Publication year - 1997
Publication title -
annals of neurology
Language(s) - English
Resource type - Journals
SCImago Journal Rank - 4.764
H-Index - 296
eISSN - 1531-8249
pISSN - 0364-5134
DOI - 10.1002/ana.410410516
Subject(s) - temporal lobe , epilepsy , anterior temporal lobectomy , magnetic resonance imaging , medicine , heterotopia (medicine) , central nervous system disease , epilepsy surgery , electroencephalography , temporal cortex , psychology , surgery , radiology , pathology , neuroscience , psychiatry
We describe 5 women and 5 men with periventricular nodular heterotopia and electroclinical features suggestive of temporal lobe epilepsy, who were surgically treated for control of medically refractory seizures. Magnetic resonance imaging revealed bilateral periventricular nodular heterotopia in 7 of the 10 patients. Because of the lack of clear localization, 6 patients were studied with intracranial depth electrode recordings. Seizures were of hippocampal onset (3 patients), regional temporal lobe onset (2 patients), or occipital‐temporal onset (1 patient).

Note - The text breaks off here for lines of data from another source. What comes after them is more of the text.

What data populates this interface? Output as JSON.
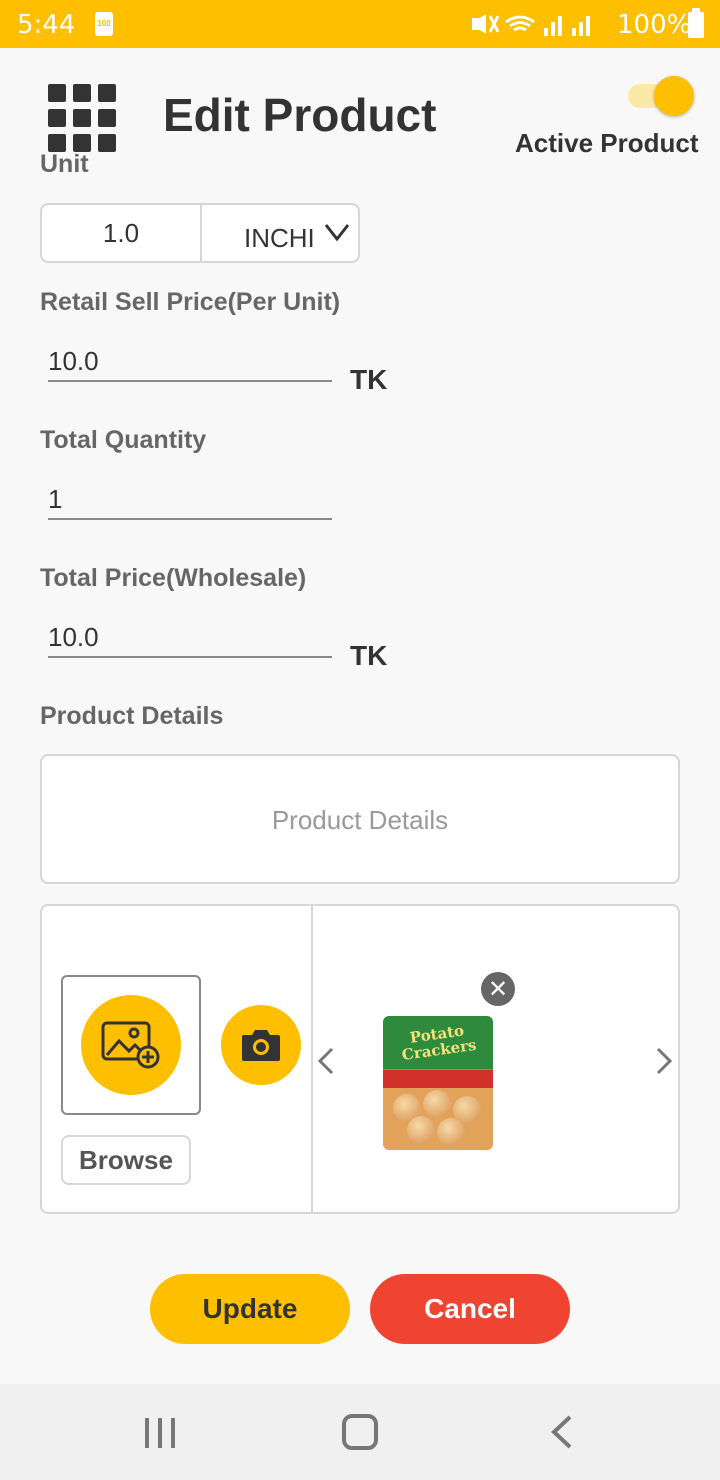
{
  "status_bar": {
    "time": "5:44",
    "battery_small": "100",
    "battery_pct": "100%"
  },
  "header": {
    "title": "Edit Product",
    "active_label": "Active Product",
    "active_on": true
  },
  "form": {
    "unit": {
      "label": "Unit",
      "value": "1.0",
      "selected": "INCHI"
    },
    "retail": {
      "label": "Retail Sell Price(Per Unit)",
      "value": "10.0",
      "currency": "TK"
    },
    "quantity": {
      "label": "Total Quantity",
      "value": "1"
    },
    "wholesale": {
      "label": "Total Price(Wholesale)",
      "value": "10.0",
      "currency": "TK"
    },
    "details": {
      "label": "Product Details",
      "placeholder": "Product Details"
    }
  },
  "image_panel": {
    "browse_label": "Browse",
    "product_image_text": "Potato Crackers"
  },
  "actions": {
    "update": "Update",
    "cancel": "Cancel"
  },
  "icons": [
    "grid-menu-icon",
    "image-add-icon",
    "camera-icon",
    "close-icon",
    "chevron-left-icon",
    "chevron-right-icon",
    "chevron-down-icon"
  ],
  "colors": {
    "accent": "#fdbf00",
    "danger": "#f04433"
  }
}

Anterior temporal lobectomy was performed in 6 patients; selective amygdalohippocampectomy, in 1; and anterior temporal lobectomy plus resection of the heterotopic tissue, in 3. None of the 9 patients followed for more than 12 months postoperatively were seizure free. Two patients were initially seizure free for approximately 18 months, but then seizures recurred. One patient had a major reduction in seizure frequency at a 39‐month follow‐up after most of the unilateral heterotopic tissue was included in the temporal resection. Temporal resection did not lead to a long‐term favorable outcome in this group of patients with periventricular nodular heterotopia and epileptogenic discharges involving the temporal lobe. This sugests a more widespread disorder with epileptogenic activity possibly originating in or near the heterotopic tissue. The clinical and electrographic features of periventricular nodular heterotopia pointing to temporal lobe origin are misleading and temporal resection does not result in long‐term cessation of seizures.